Author: Marco Forconesi
Acknowledges:
Prof. Gustavo Sutter and Prof. Sergio Lopez-Buedo
University of Cambridge NetFPGA team
NetFPGA-MAC-10G (nfmac10g) is a hardware IP core that implements an Ethernet Media Access Control for 10Gbps links, according to the IEEE 802.3-2012 specification.
The nfmac10g core has the standard NetFPGA license. See NetFPGA C.I.C for more details.
The core was designed to be ported as a functional equivalent to Xilinx 10GbE MAC (ten_gig_eth_mac). The motivation behind the development is to have an open-source version of the aforementioned core.
On the user side a pair of AXI4-Stream (one master and one slave) interfaces are used to send and receive Ethernet frames from/to the user logic. On the opposite side a pair of XGMII interfaces are used to transfer frames between the nfmac10g and the PCS/PMA (or XAUI) core.
A Makefile controls the simulation of the core. The test suite covers:
- Line-rate capable for both Rx and Tx
- Detection of bad FCS (CRC) frames
- Detection of invalid inbound frame size
- Padding to the minimum frame size in Tx
- Explicit and implicit Tx underrun
- Capable of operating with Xilinx ten_gig_eth_mac core, i.e. nfmac10g receives frames produced by Xilinx core and Xilinx core receives frames produced by nfmac10g
$ make sim PCAP=your_pcap_file.pcap # runs the test suite in batch mode and leaves an output log file
NFMAC10G achieves 10Gbps line-rate in both Tx and Rx directions. The core is buffer-less which means no FIFO or buffer exists in the Rx nor Tx datapath.
Rx:
- Latency is 3 clock cycles or 19.2ns @156.25MHz (from the first byte of data to ingress the XGMII until the last byte appears in the AXI4-Stream, minus frame length).
- Inboud frames of any length can be received from the wire with the minimum Inter Frame Gap (IFG) required by the standard (5B).
Tx:
- Latency is 3 clock cycles or 19.2ns @156.25MHz (from the first byte to ingress the AXI4-Stream until the last byte appears in the XGMII, minus frame length, minus preamble).
- Deficit Idle Count (DCI) is implemented to achieve full bandwidth. This means that the IFG is squeezed from time to time to allow less than the minimum (12B), as long as the average is maintained at 12B.

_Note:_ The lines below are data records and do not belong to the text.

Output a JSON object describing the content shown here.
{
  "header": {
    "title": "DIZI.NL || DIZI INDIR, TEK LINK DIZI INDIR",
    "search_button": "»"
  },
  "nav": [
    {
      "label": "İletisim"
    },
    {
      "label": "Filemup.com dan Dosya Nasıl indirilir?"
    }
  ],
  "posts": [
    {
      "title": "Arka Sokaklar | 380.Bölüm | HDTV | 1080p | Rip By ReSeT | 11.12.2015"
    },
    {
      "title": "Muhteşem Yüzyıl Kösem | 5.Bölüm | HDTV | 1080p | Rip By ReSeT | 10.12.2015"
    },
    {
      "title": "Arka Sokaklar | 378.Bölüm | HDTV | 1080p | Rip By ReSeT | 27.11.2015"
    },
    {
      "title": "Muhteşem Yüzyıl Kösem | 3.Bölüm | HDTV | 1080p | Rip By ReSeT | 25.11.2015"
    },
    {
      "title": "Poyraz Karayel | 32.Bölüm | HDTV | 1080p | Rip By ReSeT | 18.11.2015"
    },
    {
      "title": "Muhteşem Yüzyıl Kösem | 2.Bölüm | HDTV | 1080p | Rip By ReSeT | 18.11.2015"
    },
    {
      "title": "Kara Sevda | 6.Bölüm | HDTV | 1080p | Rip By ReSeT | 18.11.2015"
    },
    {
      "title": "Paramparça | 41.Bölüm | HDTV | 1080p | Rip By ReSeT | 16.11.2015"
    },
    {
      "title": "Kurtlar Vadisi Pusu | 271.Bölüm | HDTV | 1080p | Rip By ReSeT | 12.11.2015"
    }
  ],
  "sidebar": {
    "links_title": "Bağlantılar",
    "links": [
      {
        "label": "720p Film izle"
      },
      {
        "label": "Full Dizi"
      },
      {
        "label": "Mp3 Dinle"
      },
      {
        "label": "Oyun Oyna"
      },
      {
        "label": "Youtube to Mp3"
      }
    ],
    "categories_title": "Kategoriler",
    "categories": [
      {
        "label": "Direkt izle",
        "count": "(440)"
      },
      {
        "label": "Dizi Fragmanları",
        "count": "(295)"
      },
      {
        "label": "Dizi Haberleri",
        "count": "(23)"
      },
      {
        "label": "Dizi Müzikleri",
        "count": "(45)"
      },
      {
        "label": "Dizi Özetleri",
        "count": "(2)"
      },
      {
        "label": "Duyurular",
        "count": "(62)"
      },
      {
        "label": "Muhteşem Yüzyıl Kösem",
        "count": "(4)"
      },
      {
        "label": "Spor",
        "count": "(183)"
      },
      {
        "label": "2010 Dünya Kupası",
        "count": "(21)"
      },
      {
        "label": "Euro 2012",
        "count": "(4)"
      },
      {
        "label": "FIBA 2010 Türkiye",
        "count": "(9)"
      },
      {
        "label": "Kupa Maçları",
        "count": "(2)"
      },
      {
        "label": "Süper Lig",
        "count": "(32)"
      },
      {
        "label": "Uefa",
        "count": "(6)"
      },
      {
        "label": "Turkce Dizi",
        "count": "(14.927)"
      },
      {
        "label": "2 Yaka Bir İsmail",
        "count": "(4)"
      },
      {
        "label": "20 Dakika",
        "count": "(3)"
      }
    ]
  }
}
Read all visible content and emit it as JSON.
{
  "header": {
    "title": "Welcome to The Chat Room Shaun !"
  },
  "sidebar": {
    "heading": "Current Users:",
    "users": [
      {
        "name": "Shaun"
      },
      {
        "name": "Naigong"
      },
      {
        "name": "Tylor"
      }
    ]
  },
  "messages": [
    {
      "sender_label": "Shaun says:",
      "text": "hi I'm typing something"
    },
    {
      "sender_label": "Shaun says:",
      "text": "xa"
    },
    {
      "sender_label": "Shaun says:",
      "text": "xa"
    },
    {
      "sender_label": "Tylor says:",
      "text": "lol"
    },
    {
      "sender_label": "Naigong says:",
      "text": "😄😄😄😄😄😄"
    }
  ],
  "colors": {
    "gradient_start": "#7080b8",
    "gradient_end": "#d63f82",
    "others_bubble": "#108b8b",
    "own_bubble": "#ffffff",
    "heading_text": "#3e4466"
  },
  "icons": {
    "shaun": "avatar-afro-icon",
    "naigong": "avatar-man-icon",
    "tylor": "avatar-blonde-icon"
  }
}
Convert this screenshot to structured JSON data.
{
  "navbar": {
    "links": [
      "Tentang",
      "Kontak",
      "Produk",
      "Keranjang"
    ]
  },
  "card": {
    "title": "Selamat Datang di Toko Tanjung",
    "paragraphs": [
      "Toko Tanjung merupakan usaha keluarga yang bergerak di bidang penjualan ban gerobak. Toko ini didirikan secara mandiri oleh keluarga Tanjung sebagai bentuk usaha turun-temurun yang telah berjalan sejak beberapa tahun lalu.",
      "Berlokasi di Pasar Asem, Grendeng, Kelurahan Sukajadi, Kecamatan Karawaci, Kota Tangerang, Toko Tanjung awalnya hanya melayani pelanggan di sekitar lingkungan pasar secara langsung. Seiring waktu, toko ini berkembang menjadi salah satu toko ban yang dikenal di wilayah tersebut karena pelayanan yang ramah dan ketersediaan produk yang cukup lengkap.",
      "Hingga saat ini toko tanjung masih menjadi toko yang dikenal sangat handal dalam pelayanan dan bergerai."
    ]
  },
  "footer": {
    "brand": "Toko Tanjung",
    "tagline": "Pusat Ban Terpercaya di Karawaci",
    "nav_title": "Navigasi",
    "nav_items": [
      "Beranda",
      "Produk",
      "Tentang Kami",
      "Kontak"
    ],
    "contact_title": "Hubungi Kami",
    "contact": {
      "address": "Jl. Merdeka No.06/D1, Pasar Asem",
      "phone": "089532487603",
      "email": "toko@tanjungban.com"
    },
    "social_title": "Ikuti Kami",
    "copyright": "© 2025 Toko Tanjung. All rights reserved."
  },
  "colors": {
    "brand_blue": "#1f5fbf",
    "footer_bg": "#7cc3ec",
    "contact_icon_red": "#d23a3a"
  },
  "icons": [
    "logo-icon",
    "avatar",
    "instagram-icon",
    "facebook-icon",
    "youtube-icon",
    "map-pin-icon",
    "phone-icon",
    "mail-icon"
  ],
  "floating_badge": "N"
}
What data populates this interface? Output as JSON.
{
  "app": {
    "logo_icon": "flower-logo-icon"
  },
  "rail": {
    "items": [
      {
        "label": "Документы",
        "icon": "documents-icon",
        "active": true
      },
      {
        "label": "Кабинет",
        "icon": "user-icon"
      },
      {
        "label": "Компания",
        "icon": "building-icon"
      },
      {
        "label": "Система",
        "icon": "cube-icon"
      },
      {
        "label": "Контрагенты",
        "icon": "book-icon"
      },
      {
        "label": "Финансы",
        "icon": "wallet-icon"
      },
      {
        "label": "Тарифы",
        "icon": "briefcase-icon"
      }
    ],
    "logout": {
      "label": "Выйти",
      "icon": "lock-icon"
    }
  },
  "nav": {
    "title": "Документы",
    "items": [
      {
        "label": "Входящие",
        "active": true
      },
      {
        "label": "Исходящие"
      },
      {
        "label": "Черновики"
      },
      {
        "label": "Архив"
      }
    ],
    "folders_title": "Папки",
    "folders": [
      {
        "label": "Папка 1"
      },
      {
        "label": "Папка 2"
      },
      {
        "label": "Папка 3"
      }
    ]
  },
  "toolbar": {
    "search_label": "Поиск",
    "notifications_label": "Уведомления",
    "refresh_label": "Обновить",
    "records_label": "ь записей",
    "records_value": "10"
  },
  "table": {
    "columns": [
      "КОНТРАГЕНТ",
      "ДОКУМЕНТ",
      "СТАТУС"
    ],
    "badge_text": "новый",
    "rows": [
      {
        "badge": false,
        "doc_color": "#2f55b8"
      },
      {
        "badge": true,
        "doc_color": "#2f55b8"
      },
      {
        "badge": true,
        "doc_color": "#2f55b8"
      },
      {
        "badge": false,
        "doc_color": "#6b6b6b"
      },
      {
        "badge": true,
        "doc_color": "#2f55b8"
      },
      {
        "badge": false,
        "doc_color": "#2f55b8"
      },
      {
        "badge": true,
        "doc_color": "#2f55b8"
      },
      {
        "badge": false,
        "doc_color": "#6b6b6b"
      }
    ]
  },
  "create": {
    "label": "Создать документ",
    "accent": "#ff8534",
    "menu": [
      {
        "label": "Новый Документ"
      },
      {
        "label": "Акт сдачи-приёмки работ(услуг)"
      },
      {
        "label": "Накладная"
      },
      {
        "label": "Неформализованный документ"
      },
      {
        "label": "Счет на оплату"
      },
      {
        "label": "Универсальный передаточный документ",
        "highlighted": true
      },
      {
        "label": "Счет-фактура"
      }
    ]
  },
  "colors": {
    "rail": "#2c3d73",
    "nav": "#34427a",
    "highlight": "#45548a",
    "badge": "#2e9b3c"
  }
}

The reported WNS is 3.354ns when synthesised with Vivado 2015.4 on the FPGA xc7vx690t-3 (which is present on the NetFPGA-SUME). The reported resources are shown in the table below.
Resource | Used | Util% |
---|---|---|
LUTs | 2584 | 0.60 |
FFs | 1204 | 0.14 |
$ make synth # runs synthesis and reports timing and resource usage
Although the nfmac10g is compatible with the Xilinx ten_gig_eth_mac, only the needed functionality in the NetFPGA project was implemented. In other words, some of the advanced configurations of the Xilinx core are not present in the nfmac10g. Users are encouraged to submit pull requests with extensions and improvements.
Suggestions for the implementation of the additional features:
- 32bit width interface (only 64bit is implemented)
- IEEE-1588 timestamping
- MDIO interface
- Priority-based flow control
- Pause frame request
- Specify Tx side minimum IFG
- Local or remote fault flag (status_vector)
- Statistics Vector Signals
An additional core (provided under usr_intf) can be optionally plugged in between the user logic and the nfmac10g -- it makes user logic design simpler, at expense of increased latency, because: (i) it supports the user to apply back pressure on the Rx side (not possible with the nfmac10g alone), (ii) it filters out inbound frames with bad FCS (CRC) so the user only receives good frames, and (iii) the user can send outbound frames on the Tx interface with possible pauses in the AXI4-Stream transactions during a frame transmission (using the nfmac10g alone requires all the frame transactions to be back-to-back).